The menu is the longest of any serious Goan restaurant in the state — dozens of preparations, many of them unavailable elsewhere. The Catholic Goan repertoire (xacuti, vindaloo, sorpotel, cafreal) is represented in depth, but so are the Hindu Saraswat preparations that rarely appear on restaurant menus: ambot-tik fish curry, sol kadhi, bhaji variations that change with the vegetable season, and the village-specific xitt-kodi-nishtem (fish-curry-rice) that most Goans eat at home every day.
The room is a converted bungalow with a garden and an open verandah. The setting is unpretentious — this is not a glamour restaurant — but the cooking is deeply serious, and the service comes from long-tenured family members who can explain every dish's origin and lineage in detail. Price is the other statement: main courses sit well below ₹1,000, and a substantial table-share meal for six can be delivered under ₹10,000 including wine. The house drinks list is Goan: urrak and feni cocktails, coconut water, Kings pilsner.

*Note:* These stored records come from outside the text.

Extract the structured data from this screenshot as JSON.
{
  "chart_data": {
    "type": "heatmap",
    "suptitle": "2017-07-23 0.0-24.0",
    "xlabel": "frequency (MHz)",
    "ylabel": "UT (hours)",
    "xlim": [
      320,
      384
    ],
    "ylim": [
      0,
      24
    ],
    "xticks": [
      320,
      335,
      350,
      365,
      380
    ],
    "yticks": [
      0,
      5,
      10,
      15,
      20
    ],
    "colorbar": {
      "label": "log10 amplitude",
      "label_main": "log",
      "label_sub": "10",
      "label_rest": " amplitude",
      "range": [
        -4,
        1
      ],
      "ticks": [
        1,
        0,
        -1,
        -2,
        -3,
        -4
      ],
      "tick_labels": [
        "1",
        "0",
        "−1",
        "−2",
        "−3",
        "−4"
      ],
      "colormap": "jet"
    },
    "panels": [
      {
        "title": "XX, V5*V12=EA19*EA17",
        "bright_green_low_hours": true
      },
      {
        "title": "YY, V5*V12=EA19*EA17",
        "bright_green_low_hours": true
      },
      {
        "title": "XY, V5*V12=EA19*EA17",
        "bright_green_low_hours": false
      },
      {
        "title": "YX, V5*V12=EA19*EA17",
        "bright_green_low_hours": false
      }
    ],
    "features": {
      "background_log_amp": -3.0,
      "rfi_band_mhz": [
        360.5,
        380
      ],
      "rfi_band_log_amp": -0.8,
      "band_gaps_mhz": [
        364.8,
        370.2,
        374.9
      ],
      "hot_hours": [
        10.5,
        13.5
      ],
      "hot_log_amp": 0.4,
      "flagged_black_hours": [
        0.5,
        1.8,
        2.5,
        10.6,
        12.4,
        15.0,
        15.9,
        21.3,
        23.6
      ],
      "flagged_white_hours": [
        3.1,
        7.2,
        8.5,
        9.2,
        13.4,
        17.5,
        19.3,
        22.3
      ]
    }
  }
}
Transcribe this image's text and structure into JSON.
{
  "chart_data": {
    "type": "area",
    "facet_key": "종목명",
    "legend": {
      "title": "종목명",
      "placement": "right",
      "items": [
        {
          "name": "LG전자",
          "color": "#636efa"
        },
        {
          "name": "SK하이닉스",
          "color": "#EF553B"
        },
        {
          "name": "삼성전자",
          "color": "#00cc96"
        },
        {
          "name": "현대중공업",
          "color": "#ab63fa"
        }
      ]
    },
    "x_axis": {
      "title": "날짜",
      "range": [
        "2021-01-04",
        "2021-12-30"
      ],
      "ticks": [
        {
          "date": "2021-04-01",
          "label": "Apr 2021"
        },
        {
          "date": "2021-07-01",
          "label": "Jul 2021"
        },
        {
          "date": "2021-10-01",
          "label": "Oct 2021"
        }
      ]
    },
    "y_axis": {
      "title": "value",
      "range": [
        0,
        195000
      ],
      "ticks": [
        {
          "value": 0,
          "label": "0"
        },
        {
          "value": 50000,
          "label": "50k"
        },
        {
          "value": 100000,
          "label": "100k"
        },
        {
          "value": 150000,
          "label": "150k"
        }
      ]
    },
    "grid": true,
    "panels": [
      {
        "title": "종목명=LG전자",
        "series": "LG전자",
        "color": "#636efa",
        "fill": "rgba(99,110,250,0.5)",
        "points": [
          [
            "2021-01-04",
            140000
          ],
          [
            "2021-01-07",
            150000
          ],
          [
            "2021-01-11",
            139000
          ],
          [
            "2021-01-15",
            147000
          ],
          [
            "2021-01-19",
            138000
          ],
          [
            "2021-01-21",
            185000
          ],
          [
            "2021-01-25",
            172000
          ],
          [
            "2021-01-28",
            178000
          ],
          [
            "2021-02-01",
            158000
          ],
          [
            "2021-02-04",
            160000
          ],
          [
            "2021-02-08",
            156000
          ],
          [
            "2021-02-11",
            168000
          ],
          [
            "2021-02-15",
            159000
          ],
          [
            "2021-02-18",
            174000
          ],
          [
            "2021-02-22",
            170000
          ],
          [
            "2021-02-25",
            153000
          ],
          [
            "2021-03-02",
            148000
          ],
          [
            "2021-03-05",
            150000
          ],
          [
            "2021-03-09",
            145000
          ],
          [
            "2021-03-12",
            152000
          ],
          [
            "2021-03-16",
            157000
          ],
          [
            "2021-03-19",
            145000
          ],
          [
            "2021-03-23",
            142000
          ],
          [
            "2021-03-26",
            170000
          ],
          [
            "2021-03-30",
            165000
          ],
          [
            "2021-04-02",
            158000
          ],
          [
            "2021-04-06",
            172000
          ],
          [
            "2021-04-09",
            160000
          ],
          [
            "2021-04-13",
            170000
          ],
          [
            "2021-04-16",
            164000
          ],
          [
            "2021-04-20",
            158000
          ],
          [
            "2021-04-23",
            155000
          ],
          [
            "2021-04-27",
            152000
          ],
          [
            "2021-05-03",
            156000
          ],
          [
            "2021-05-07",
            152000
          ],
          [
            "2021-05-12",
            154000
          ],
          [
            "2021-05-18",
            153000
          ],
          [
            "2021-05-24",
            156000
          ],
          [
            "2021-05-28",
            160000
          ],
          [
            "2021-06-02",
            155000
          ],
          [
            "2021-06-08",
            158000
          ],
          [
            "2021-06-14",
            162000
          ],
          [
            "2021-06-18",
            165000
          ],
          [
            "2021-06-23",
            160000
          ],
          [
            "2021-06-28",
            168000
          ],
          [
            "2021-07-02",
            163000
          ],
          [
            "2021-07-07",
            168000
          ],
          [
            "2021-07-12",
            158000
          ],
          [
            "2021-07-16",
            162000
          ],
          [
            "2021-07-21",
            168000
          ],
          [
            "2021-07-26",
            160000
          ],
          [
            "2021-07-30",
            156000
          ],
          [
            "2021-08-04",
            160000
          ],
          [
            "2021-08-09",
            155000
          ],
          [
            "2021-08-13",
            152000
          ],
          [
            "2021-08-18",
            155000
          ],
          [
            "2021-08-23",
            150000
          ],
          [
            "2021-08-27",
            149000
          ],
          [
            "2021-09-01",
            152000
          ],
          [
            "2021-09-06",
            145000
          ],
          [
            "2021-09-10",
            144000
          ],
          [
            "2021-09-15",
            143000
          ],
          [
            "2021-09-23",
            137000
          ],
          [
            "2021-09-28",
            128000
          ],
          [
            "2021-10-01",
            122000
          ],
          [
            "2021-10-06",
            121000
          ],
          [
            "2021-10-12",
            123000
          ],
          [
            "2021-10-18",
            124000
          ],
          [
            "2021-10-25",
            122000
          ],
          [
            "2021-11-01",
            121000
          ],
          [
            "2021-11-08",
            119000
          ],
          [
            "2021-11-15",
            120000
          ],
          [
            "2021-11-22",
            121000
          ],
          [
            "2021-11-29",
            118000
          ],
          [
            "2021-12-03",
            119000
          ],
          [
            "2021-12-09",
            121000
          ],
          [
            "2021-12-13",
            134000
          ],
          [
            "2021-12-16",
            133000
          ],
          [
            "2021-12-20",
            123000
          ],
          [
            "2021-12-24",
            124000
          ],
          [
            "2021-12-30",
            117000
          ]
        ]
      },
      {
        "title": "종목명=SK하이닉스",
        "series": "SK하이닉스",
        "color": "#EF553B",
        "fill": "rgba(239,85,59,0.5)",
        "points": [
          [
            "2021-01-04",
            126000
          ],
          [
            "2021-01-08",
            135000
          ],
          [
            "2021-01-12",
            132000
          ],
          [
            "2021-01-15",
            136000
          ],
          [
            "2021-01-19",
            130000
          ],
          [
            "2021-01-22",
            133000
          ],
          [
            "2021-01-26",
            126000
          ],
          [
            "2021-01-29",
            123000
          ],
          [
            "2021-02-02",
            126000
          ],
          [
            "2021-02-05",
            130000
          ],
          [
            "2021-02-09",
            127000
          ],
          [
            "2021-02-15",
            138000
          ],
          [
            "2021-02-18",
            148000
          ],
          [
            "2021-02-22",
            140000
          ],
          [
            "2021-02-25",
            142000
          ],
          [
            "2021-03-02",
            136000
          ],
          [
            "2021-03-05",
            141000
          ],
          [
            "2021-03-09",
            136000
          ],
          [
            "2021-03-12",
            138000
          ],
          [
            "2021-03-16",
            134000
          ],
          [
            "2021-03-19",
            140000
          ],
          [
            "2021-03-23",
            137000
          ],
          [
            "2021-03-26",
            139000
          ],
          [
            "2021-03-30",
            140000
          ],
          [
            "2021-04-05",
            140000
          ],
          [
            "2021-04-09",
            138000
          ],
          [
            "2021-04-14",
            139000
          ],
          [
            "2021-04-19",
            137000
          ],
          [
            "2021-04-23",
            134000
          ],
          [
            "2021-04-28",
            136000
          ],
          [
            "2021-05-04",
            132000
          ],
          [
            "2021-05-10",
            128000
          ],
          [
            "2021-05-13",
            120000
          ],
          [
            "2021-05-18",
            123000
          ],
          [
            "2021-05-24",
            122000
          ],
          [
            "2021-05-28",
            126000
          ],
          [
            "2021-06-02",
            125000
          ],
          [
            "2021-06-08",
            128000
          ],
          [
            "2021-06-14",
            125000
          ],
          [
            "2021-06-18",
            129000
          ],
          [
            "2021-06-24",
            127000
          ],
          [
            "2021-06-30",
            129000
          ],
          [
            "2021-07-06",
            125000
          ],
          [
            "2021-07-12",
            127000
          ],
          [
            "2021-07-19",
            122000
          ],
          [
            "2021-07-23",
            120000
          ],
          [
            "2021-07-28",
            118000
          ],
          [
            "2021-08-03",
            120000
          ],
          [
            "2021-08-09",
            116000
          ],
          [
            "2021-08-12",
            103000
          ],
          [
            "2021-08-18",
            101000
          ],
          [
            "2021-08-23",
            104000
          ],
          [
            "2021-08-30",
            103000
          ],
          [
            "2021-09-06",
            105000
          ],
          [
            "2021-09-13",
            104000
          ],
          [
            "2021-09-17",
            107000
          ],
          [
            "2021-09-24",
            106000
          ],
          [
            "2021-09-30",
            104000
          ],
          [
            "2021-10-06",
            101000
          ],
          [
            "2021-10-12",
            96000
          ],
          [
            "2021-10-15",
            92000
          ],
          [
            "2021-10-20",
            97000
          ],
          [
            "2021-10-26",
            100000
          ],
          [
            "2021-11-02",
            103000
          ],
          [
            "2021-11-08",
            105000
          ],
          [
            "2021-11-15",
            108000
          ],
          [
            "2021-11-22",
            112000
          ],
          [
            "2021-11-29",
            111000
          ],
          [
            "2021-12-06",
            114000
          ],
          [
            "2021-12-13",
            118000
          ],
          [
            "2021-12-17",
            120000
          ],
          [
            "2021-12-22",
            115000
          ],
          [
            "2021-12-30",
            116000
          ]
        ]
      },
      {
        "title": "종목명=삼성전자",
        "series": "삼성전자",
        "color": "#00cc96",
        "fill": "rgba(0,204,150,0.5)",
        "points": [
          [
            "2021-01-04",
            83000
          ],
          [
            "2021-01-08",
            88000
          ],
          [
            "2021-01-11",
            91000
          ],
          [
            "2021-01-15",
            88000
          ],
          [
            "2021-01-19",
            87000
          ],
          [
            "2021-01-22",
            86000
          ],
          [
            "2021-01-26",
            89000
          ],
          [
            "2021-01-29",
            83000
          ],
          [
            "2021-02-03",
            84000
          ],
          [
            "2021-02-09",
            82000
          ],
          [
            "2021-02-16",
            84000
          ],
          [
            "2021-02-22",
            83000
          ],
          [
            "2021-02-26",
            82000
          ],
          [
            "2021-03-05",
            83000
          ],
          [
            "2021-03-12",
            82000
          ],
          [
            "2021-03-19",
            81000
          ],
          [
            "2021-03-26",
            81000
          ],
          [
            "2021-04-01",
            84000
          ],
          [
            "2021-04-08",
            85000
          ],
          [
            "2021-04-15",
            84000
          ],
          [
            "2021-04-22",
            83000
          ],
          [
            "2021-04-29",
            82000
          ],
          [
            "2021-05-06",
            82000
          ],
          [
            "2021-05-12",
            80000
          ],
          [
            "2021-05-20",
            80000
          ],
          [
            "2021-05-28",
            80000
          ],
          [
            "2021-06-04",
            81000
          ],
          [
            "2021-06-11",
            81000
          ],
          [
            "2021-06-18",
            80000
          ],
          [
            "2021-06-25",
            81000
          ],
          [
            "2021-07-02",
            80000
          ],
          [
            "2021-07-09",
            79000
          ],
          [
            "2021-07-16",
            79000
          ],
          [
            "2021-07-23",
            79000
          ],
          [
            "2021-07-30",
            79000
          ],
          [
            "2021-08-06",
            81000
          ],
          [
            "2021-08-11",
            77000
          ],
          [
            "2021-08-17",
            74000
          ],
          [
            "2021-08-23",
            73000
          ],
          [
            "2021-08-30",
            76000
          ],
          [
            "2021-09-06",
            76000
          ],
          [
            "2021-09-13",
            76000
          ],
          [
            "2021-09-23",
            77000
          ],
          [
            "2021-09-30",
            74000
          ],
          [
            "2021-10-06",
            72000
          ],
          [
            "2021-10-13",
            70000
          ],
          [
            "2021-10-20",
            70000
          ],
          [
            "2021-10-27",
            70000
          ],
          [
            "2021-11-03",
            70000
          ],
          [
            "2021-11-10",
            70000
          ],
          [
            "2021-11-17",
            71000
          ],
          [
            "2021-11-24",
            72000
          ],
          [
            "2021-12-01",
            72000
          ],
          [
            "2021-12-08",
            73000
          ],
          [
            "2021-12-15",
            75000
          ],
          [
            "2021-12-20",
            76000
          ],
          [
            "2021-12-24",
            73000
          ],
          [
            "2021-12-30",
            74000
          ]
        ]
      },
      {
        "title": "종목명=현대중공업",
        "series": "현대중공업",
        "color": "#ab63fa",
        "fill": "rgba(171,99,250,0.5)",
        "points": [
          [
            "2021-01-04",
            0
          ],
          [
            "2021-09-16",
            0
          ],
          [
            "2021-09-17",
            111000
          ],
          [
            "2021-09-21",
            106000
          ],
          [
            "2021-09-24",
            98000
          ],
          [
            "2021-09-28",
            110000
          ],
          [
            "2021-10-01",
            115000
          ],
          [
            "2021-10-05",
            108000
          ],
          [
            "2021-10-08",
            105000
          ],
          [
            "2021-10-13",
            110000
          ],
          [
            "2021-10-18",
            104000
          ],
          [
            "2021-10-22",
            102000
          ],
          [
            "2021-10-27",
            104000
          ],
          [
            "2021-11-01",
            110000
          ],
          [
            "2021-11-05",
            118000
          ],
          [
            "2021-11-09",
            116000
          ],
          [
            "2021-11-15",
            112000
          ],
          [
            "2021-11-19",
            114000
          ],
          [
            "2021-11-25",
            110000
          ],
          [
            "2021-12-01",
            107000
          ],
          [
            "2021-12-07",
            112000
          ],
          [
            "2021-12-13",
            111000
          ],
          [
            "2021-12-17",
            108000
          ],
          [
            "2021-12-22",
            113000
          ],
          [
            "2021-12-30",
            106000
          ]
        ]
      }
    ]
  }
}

For a team dinner in Panjim, Mum's is structurally ideal. Large tables, sharing portions, a menu that rewards ordering broadly, and a price point that allows a team of eight to dine seriously without the bill becoming a discussion. The kitchen can run a set menu for groups if you call ahead, and a family table in the garden is available for parties of ten or more.
Why It's Perfect for Team Dinner
Team dinners in Goa usually fall into one of two traps: the beach-shack setting that doesn't feel serious enough to have been organised, or the resort-hotel restaurant that feels generic and could be anywhere. Mum's threads the needle. The cuisine is unmistakably, irreplaceably Goan — no team member will forget they were here — and the sharing format generates the kind of table conversation that boardroom dinners rarely produce. Book the garden table for parties of six or more, brief the kitchen to run a five-course tasting, and let the room do the work. The bill will be a fraction of a Mumbai equivalent.